Nesse novo consenso da macroeconomia moderna, podem-se destacar cinco componentes fundamentais:
1) O produto real de longo prazo está associado à produtividade de fatores de produção e tecnologia;
2) Não há tradeoff de longo prazo entre inflação e desemprego – a política monetária é neutra em relação às variáveis reais no longo prazo;
3) Há tradeoff entre inflação e desemprego no curto prazo, com importantes impactos sobre a flutuação econômica em torno da tendência de crescimento do produto;
4) As expectativas de inflação e das decisões de política futuras afetam as decisões dos agentes no presente;
5) A gestão da política monetária por meio de regras é preferível à discricionariamente, ajustando a taxa de juros nominal de curto prazo – o instrumento de política monetária – em reação aos eventos econômicos.
Na oportunidade, iniciamos também uma discussão sobre os impactos da última decisão do Comitê de Política Monetária (Copom) de elevação da taxa de juros sobre o crescimento da economia. Argumentei, à luz dos desenvolvimentos teóricos sintetizados nos cinco pontos anteriores, que o importante para o crescimento econômico sustentável são fundamentalmente fatores que limitam a capacidade de produção da economia, ligados, portanto, à oferta agregada no longo prazo, quais sejam: crescimento da produtividade do trabalho e do capital por trabalhador e desenvolvimento de novas tecnologias de produção.
E então, apresentei o seguinte gráfico ilustrativo deste raciocínio:
Nele, as retas com inclinações diferentes representam taxas de crescimento real do produto de longo prazo distintas, segundo os fatores apontados acima.
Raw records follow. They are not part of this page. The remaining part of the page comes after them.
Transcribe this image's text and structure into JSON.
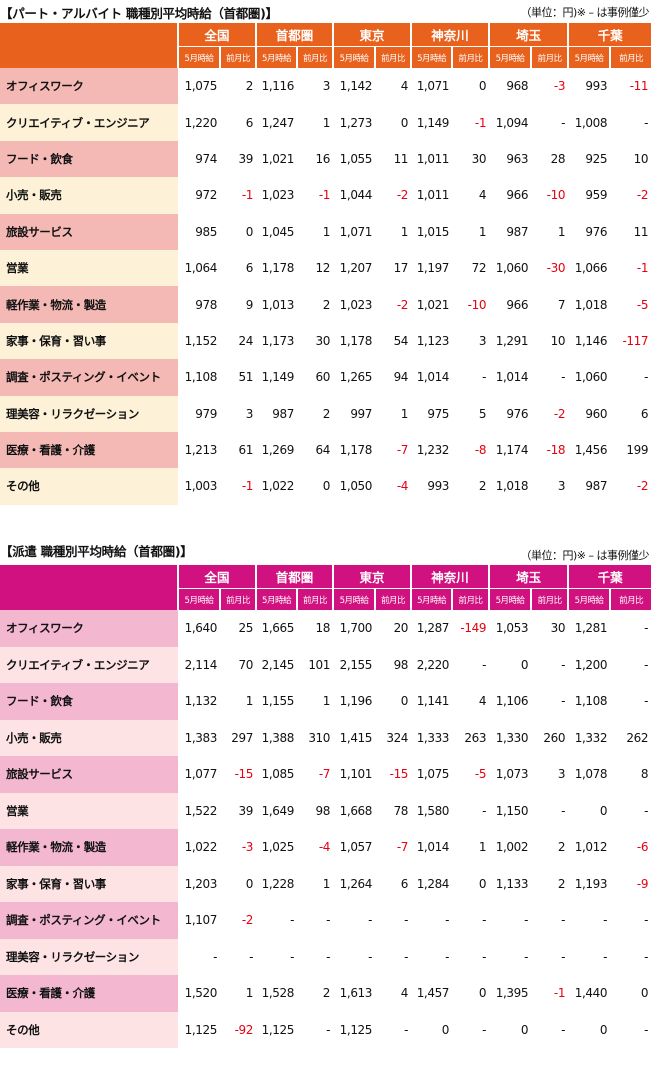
{
  "sections": [
    {
      "title": "【パート・アルバイト 職種別平均時給（首都圏)】",
      "unit_note": "（単位：円)※ – は事例僅少",
      "header_color": "#e8611d",
      "row_colors": [
        "#f4b9b4",
        "#fdf2d8"
      ],
      "regions": [
        "全国",
        "首都圏",
        "東京",
        "神奈川",
        "埼玉",
        "千葉"
      ],
      "subheaders": [
        "5月時給",
        "前月比"
      ],
      "rows": [
        {
          "category": "オフィスワーク",
          "values": [
            "1,075",
            "2",
            "1,116",
            "3",
            "1,142",
            "4",
            "1,071",
            "0",
            "968",
            "-3",
            "993",
            "-11"
          ]
        },
        {
          "category": "クリエイティブ・エンジニア",
          "values": [
            "1,220",
            "6",
            "1,247",
            "1",
            "1,273",
            "0",
            "1,149",
            "-1",
            "1,094",
            "-",
            "1,008",
            "-"
          ]
        },
        {
          "category": "フード・飲食",
          "values": [
            "974",
            "39",
            "1,021",
            "16",
            "1,055",
            "11",
            "1,011",
            "30",
            "963",
            "28",
            "925",
            "10"
          ]
        },
        {
          "category": "小売・販売",
          "values": [
            "972",
            "-1",
            "1,023",
            "-1",
            "1,044",
            "-2",
            "1,011",
            "4",
            "966",
            "-10",
            "959",
            "-2"
          ]
        },
        {
          "category": "旅設サービス",
          "values": [
            "985",
            "0",
            "1,045",
            "1",
            "1,071",
            "1",
            "1,015",
            "1",
            "987",
            "1",
            "976",
            "11"
          ]
        },
        {
          "category": "営業",
          "values": [
            "1,064",
            "6",
            "1,178",
            "12",
            "1,207",
            "17",
            "1,197",
            "72",
            "1,060",
            "-30",
            "1,066",
            "-1"
          ]
        },
        {
          "category": "軽作業・物流・製造",
          "values": [
            "978",
            "9",
            "1,013",
            "2",
            "1,023",
            "-2",
            "1,021",
            "-10",
            "966",
            "7",
            "1,018",
            "-5"
          ]
        },
        {
          "category": "家事・保育・習い事",
          "values": [
            "1,152",
            "24",
            "1,173",
            "30",
            "1,178",
            "54",
            "1,123",
            "3",
            "1,291",
            "10",
            "1,146",
            "-117"
          ]
        },
        {
          "category": "調査・ポスティング・イベント",
          "values": [
            "1,108",
            "51",
            "1,149",
            "60",
            "1,265",
            "94",
            "1,014",
            "-",
            "1,014",
            "-",
            "1,060",
            "-"
          ]
        },
        {
          "category": "理美容・リラクゼーション",
          "values": [
            "979",
            "3",
            "987",
            "2",
            "997",
            "1",
            "975",
            "5",
            "976",
            "-2",
            "960",
            "6"
          ]
        },
        {
          "category": "医療・看護・介護",
          "values": [
            "1,213",
            "61",
            "1,269",
            "64",
            "1,178",
            "-7",
            "1,232",
            "-8",
            "1,174",
            "-18",
            "1,456",
            "199"
          ]
        },
        {
          "category": "その他",
          "values": [
            "1,003",
            "-1",
            "1,022",
            "0",
            "1,050",
            "-4",
            "993",
            "2",
            "1,018",
            "3",
            "987",
            "-2"
          ]
        }
      ]
    },
    {
      "title": "【派遣 職種別平均時給（首都圏)】",
      "unit_note": "（単位：円)※ – は事例僅少",
      "header_color": "#d0117f",
      "row_colors": [
        "#f3b8cf",
        "#fde3e4"
      ],
      "regions": [
        "全国",
        "首都圏",
        "東京",
        "神奈川",
        "埼玉",
        "千葉"
      ],
      "subheaders": [
        "5月時給",
        "前月比"
      ],
      "rows": [
        {
          "category": "オフィスワーク",
          "values": [
            "1,640",
            "25",
            "1,665",
            "18",
            "1,700",
            "20",
            "1,287",
            "-149",
            "1,053",
            "30",
            "1,281",
            "-"
          ]
        },
        {
          "category": "クリエイティブ・エンジニア",
          "values": [
            "2,114",
            "70",
            "2,145",
            "101",
            "2,155",
            "98",
            "2,220",
            "-",
            "0",
            "-",
            "1,200",
            "-"
          ]
        },
        {
          "category": "フード・飲食",
          "values": [
            "1,132",
            "1",
            "1,155",
            "1",
            "1,196",
            "0",
            "1,141",
            "4",
            "1,106",
            "-",
            "1,108",
            "-"
          ]
        },
        {
          "category": "小売・販売",
          "values": [
            "1,383",
            "297",
            "1,388",
            "310",
            "1,415",
            "324",
            "1,333",
            "263",
            "1,330",
            "260",
            "1,332",
            "262"
          ]
        },
        {
          "category": "旅設サービス",
          "values": [
            "1,077",
            "-15",
            "1,085",
            "-7",
            "1,101",
            "-15",
            "1,075",
            "-5",
            "1,073",
            "3",
            "1,078",
            "8"
          ]
        },
        {
          "category": "営業",
          "values": [
            "1,522",
            "39",
            "1,649",
            "98",
            "1,668",
            "78",
            "1,580",
            "-",
            "1,150",
            "-",
            "0",
            "-"
          ]
        },
        {
          "category": "軽作業・物流・製造",
          "values": [
            "1,022",
            "-3",
            "1,025",
            "-4",
            "1,057",
            "-7",
            "1,014",
            "1",
            "1,002",
            "2",
            "1,012",
            "-6"
          ]
        },
        {
          "category": "家事・保育・習い事",
          "values": [
            "1,203",
            "0",
            "1,228",
            "1",
            "1,264",
            "6",
            "1,284",
            "0",
            "1,133",
            "2",
            "1,193",
            "-9"
          ]
        },
        {
          "category": "調査・ポスティング・イベント",
          "values": [
            "1,107",
            "-2",
            "-",
            "-",
            "-",
            "-",
            "-",
            "-",
            "-",
            "-",
            "-",
            "-"
          ]
        },
        {
          "category": "理美容・リラクゼーション",
          "values": [
            "-",
            "-",
            "-",
            "-",
            "-",
            "-",
            "-",
            "-",
            "-",
            "-",
            "-",
            "-"
          ]
        },
        {
          "category": "医療・看護・介護",
          "values": [
            "1,520",
            "1",
            "1,528",
            "2",
            "1,613",
            "4",
            "1,457",
            "0",
            "1,395",
            "-1",
            "1,440",
            "0"
          ]
        },
        {
          "category": "その他",
          "values": [
            "1,125",
            "-92",
            "1,125",
            "-",
            "1,125",
            "-",
            "0",
            "-",
            "0",
            "-",
            "0",
            "-"
          ]
        }
      ]
    }
  ]
}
Associei a reta mais inclinada (maior crescimento) à China e a menos, ao Brasil, pontuando que a produtividade do trabalho (capital humano) depende fundamentalmente da educação…
Por outro lado, as flutuações de curto prazo em torno da tendência de crescimento refletem principalmente os movimentos de demanda agregada, que o governo tenta minimizar por meio da política econômica.
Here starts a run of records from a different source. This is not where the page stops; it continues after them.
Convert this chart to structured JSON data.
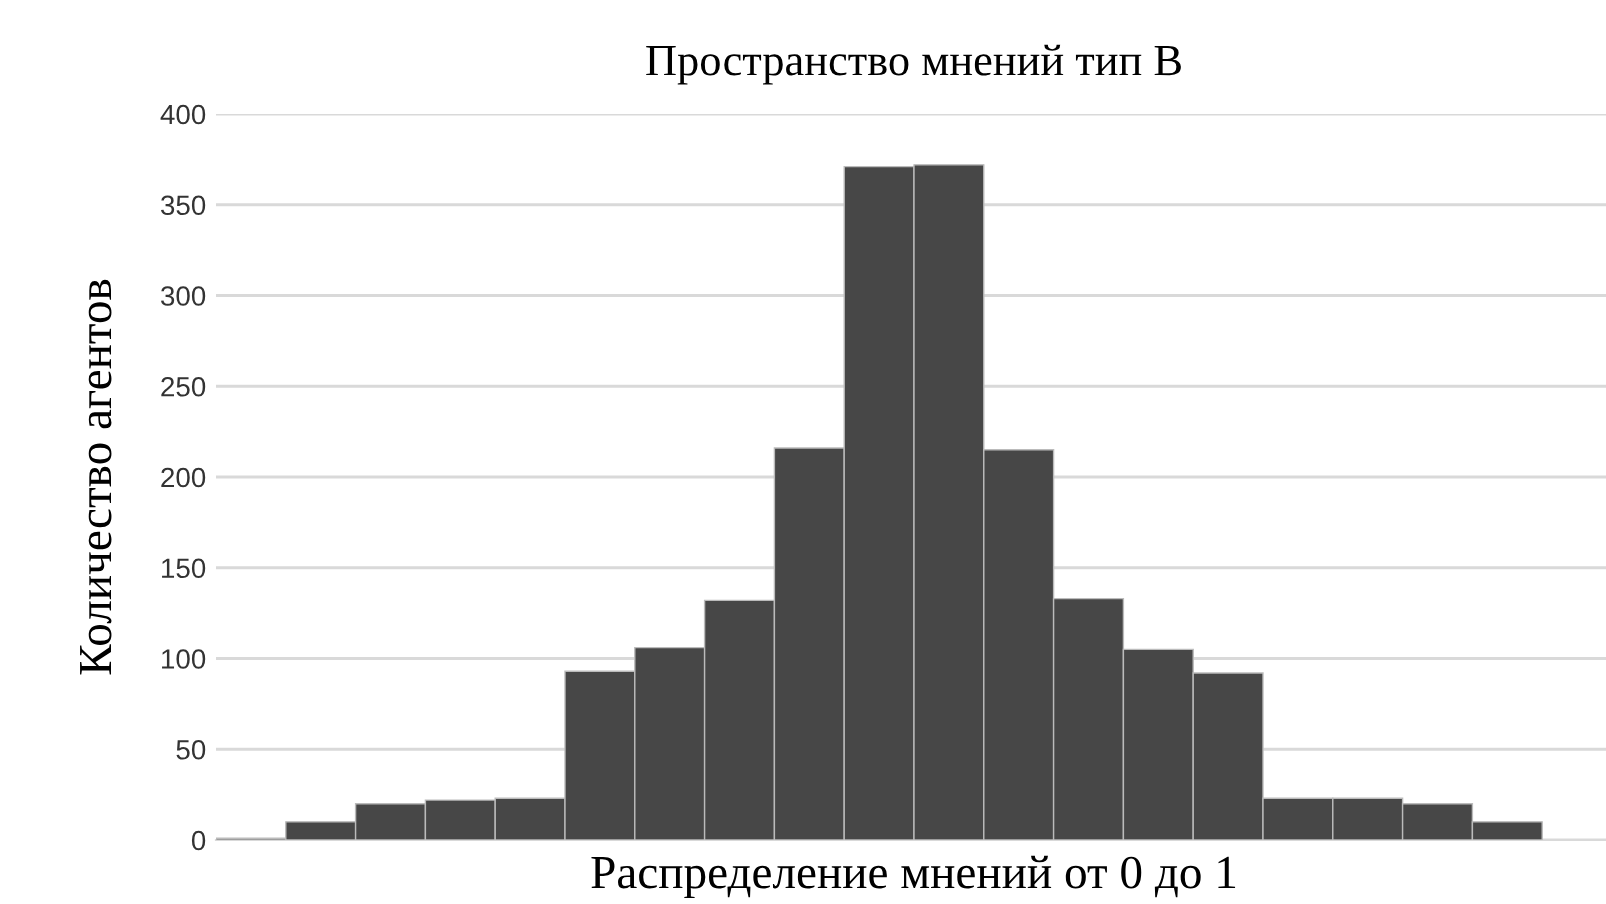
{
  "chart_data": {
    "type": "bar",
    "title": "Пространство мнений тип В",
    "xlabel": "Распределение мнений от 0 до 1",
    "ylabel": "Количество агентов",
    "categories": [
      null,
      null,
      null,
      null,
      null,
      null,
      null,
      null,
      null,
      null,
      null,
      null,
      null,
      null,
      null,
      null,
      null,
      null,
      null,
      null
    ],
    "values": [
      1,
      10,
      20,
      22,
      23,
      93,
      106,
      132,
      216,
      371,
      372,
      215,
      133,
      105,
      92,
      23,
      23,
      20,
      10,
      null
    ],
    "color": "#474747",
    "ylim": [
      0,
      400
    ],
    "yticks": [
      0,
      50,
      100,
      150,
      200,
      250,
      300,
      350,
      400
    ],
    "grid": "y",
    "legend": false
  }
}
Este é o assunto de um artigo da “The Economist” desta semana, intitulado “Voando alto demais” (veja repercussão no site da BBC Brasil): “o Brasil não é a China”, e pode entrar em colapso se crescer a mais de 5% ao ano, segundo artigo.
Quando o país cresce a taxas maiores que aquela compatível com suas condições de oferta de longo prazo, há inevitáveis pressões sobre os preços dos bens e serviços (aumentando a inflação), o que leva o governo a implementar políticas restritivas, como a última atuação do Copom na política monetária. É como se estivéssemos numa daquelas cristas das flutuações de curto prazo, com produto bem acima do potencial, e a política monetária trata de fazer a demanda agregada ”se comportar”, elevando a taxa básica de juros para conter o consumo das famílias e os parcos investimentos produtivos, mas… sem que seja o governo que tenha de gastar menos!! Simples, não?
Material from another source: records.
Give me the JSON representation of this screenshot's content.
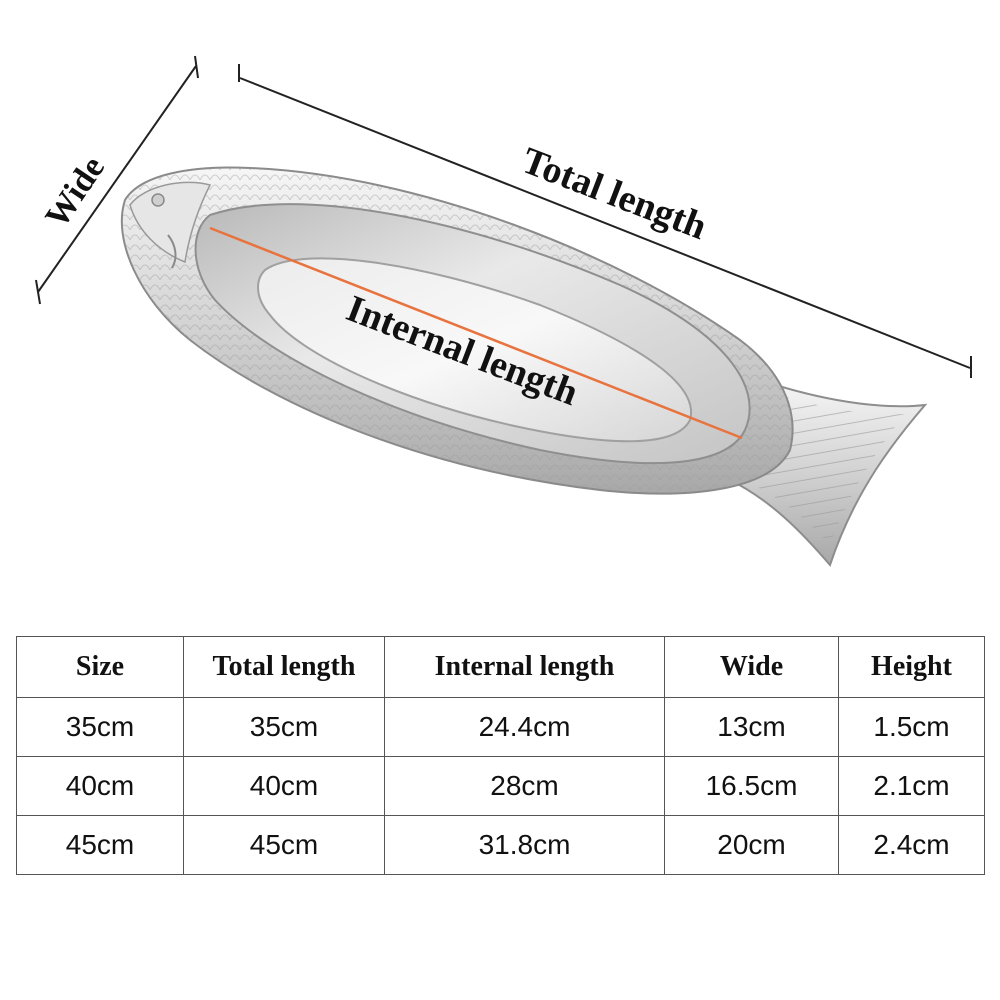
{
  "figure": {
    "labels": {
      "wide": "Wide",
      "total_length": "Total length",
      "internal_length": "Internal length"
    },
    "colors": {
      "internal_line": "#e8733e",
      "dimension_line": "#222222",
      "metal_light": "#f4f4f4",
      "metal_mid": "#cfcfcf",
      "metal_dark": "#9a9a9a"
    },
    "icons": [
      "fish-plate-icon"
    ]
  },
  "table": {
    "headers": [
      "Size",
      "Total length",
      "Internal length",
      "Wide",
      "Height"
    ],
    "rows": [
      [
        "35cm",
        "35cm",
        "24.4cm",
        "13cm",
        "1.5cm"
      ],
      [
        "40cm",
        "40cm",
        "28cm",
        "16.5cm",
        "2.1cm"
      ],
      [
        "45cm",
        "45cm",
        "31.8cm",
        "20cm",
        "2.4cm"
      ]
    ]
  }
}
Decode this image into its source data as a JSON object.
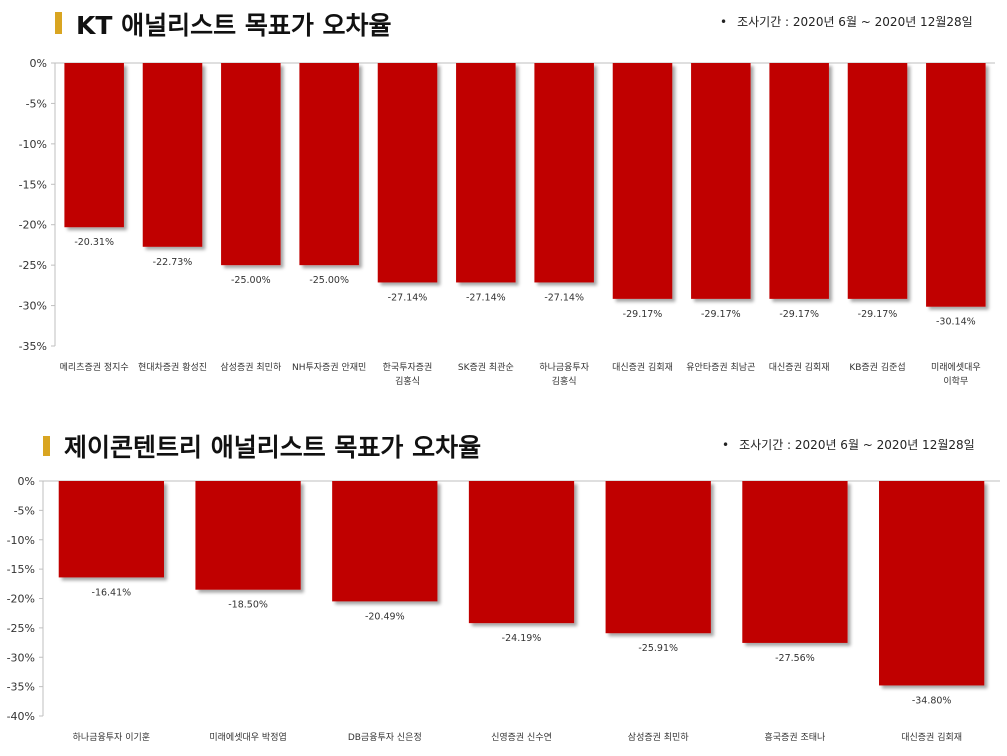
{
  "charts": [
    {
      "title": "KT 애널리스트 목표가 오차율",
      "note": "조사기간 : 2020년 6월 ~ 2020년 12월28일",
      "colors": {
        "bar": "#c00000",
        "accent": "#d9a521"
      }
    },
    {
      "title": "제이콘텐트리 애널리스트 목표가 오차율",
      "note": "조사기간 : 2020년 6월 ~ 2020년 12월28일",
      "colors": {
        "bar": "#c00000",
        "accent": "#d9a521"
      }
    }
  ],
  "chart_data": [
    {
      "type": "bar",
      "title": "KT 애널리스트 목표가 오차율",
      "categories": [
        [
          "메리츠증권 정지수"
        ],
        [
          "현대차증권 황성진"
        ],
        [
          "삼성증권 최민하"
        ],
        [
          "NH투자증권 안재민"
        ],
        [
          "한국투자증권",
          "김홍식"
        ],
        [
          "SK증권 최관순"
        ],
        [
          "하나금융투자",
          "김홍식"
        ],
        [
          "대신증권 김회재"
        ],
        [
          "유안타증권 최남곤"
        ],
        [
          "대신증권 김회재"
        ],
        [
          "KB증권 김준섭"
        ],
        [
          "미래에셋대우",
          "이학무"
        ]
      ],
      "values": [
        -20.31,
        -22.73,
        -25.0,
        -25.0,
        -27.14,
        -27.14,
        -27.14,
        -29.17,
        -29.17,
        -29.17,
        -29.17,
        -30.14
      ],
      "data_labels": [
        "-20.31%",
        "-22.73%",
        "-25.00%",
        "-25.00%",
        "-27.14%",
        "-27.14%",
        "-27.14%",
        "-29.17%",
        "-29.17%",
        "-29.17%",
        "-29.17%",
        "-30.14%"
      ],
      "y_ticks": [
        0,
        -5,
        -10,
        -15,
        -20,
        -25,
        -30,
        -35
      ],
      "y_tick_labels": [
        "0%",
        "-5%",
        "-10%",
        "-15%",
        "-20%",
        "-25%",
        "-30%",
        "-35%"
      ],
      "ylim": [
        -35,
        0
      ],
      "grid": false,
      "legend": "none"
    },
    {
      "type": "bar",
      "title": "제이콘텐트리 애널리스트 목표가 오차율",
      "categories": [
        [
          "하나금융투자 이기훈"
        ],
        [
          "미래에셋대우 박정엽"
        ],
        [
          "DB금융투자 신은정"
        ],
        [
          "신영증권 신수연"
        ],
        [
          "삼성증권 최민하"
        ],
        [
          "흥국증권 조태나"
        ],
        [
          "대신증권 김회재"
        ]
      ],
      "values": [
        -16.41,
        -18.5,
        -20.49,
        -24.19,
        -25.91,
        -27.56,
        -34.8
      ],
      "data_labels": [
        "-16.41%",
        "-18.50%",
        "-20.49%",
        "-24.19%",
        "-25.91%",
        "-27.56%",
        "-34.80%"
      ],
      "y_ticks": [
        0,
        -5,
        -10,
        -15,
        -20,
        -25,
        -30,
        -35,
        -40
      ],
      "y_tick_labels": [
        "0%",
        "-5%",
        "-10%",
        "-15%",
        "-20%",
        "-25%",
        "-30%",
        "-35%",
        "-40%"
      ],
      "ylim": [
        -40,
        0
      ],
      "grid": false,
      "legend": "none"
    }
  ]
}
As implicações das amplas diferenças nas taxas de crescimento reais ao longo do tempo sobre o bem-estar são enormes e se revelam nas condições de nutrição, saúde, alfabetização, mortalidade infantil, expectativa de vida, etc, de uma população, ultrapassando em muito qualquer possível efeito das flutuações de curto prazo.
Bem, acho que não preciso dizer mais nada.